21La question de l’adaptation reste bloquée par ce qu’on juge être une irréductibilité des deux systèmes sémiotiques : mots et images sont considérés comme intraduisibles. Le cœur du problème tient à un dogme post-saussurien, selon lequel la forme est inséparable du contenu. Il en résulte un modèle d’analogie structurellement contraignant : « Under this model, film locate analogous, already complete signs in their own lexicons that approximate literary signs: hence, content need not be split into images. This model rejects any essential or inherent connections between novels and films apart from structural ones. In so doing, it strengthens the word and image divide, for it typically mandates that films find visual equivalents for verbal signs, ignoring the transfer of novel words to film words or novel illustrations to film pictures. »

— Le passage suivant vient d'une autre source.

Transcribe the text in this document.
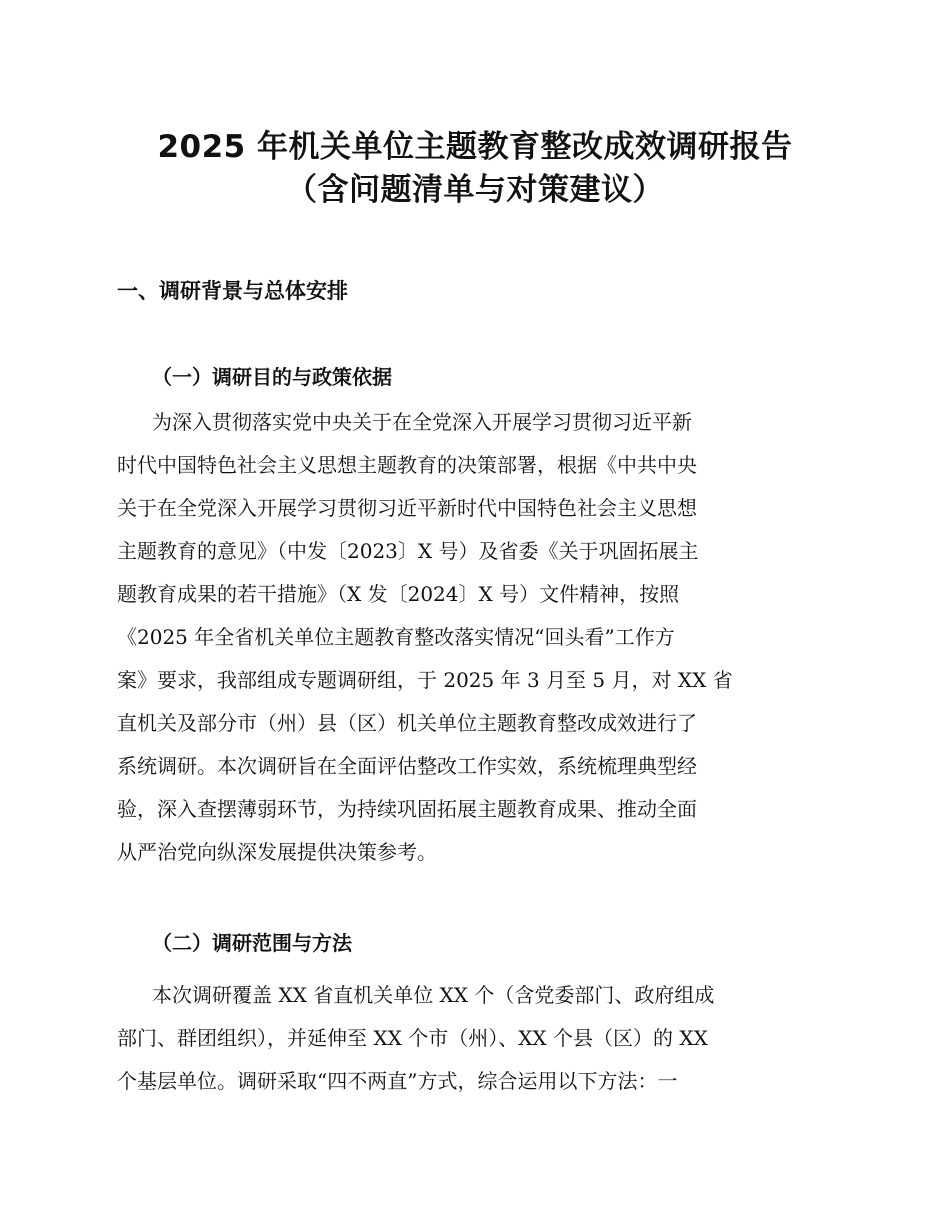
2025 年机关单位主题教育整改成效调研报告
（含问题清单与对策建议）
一、调研背景与总体安排
（一）调研目的与政策依据
为深入贯彻落实党中央关于在全党深入开展学习贯彻习近平新
时代中国特色社会主义思想主题教育的决策部署，根据《中共中央
关于在全党深入开展学习贯彻习近平新时代中国特色社会主义思想
主题教育的意见》（中发〔2023〕X 号）及省委《关于巩固拓展主
题教育成果的若干措施》（X 发〔2024〕X 号）文件精神，按照
《2025 年全省机关单位主题教育整改落实情况“回头看”工作方
案》要求，我部组成专题调研组，于 2025 年 3 月至 5 月，对 XX 省
直机关及部分市（州）县（区）机关单位主题教育整改成效进行了
系统调研。本次调研旨在全面评估整改工作实效，系统梳理典型经
验，深入查摆薄弱环节，为持续巩固拓展主题教育成果、推动全面
从严治党向纵深发展提供决策参考。
（二）调研范围与方法
本次调研覆盖 XX 省直机关单位 XX 个（含党委部门、政府组成
部门、群团组织），并延伸至 XX 个市（州）、XX 个县（区）的 XX
个基层单位。调研采取“四不两直”方式，综合运用以下方法：一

22Mais si les mots et les images sont intraduisibles et si la forme est inséparable du contenu (soit parce qu’ils sont indissociables, soit parce que le contenu n’est qu’un élément secondaire, entièrement soumis à la forme), qu’est-ce qui peut alors passer de l’œuvre originale dans une adaptation ? L’adaptation est-elle, par définition, vouée à l’échec ? Il n’y a que deux solutions possibles : soit traiter l’adaptation comme une impasse théorique, soit trouver des moyens de rendre compte de ce qui passe d’un film ou d’un livre au prix d’hérésies sémiotiques.
23Ce sont des voies hérétiques (où la forme peut être séparée du contenu et où les rivalités interdisciplinaires sont valorisées) que Kamilla Elliot se propose alors d’explorer, selon six modèles (« psychic », « ventriloquist », « genetic », « de(re)composing », « inarnational » « trumping ») qu’il reste au lecteur à découvrir.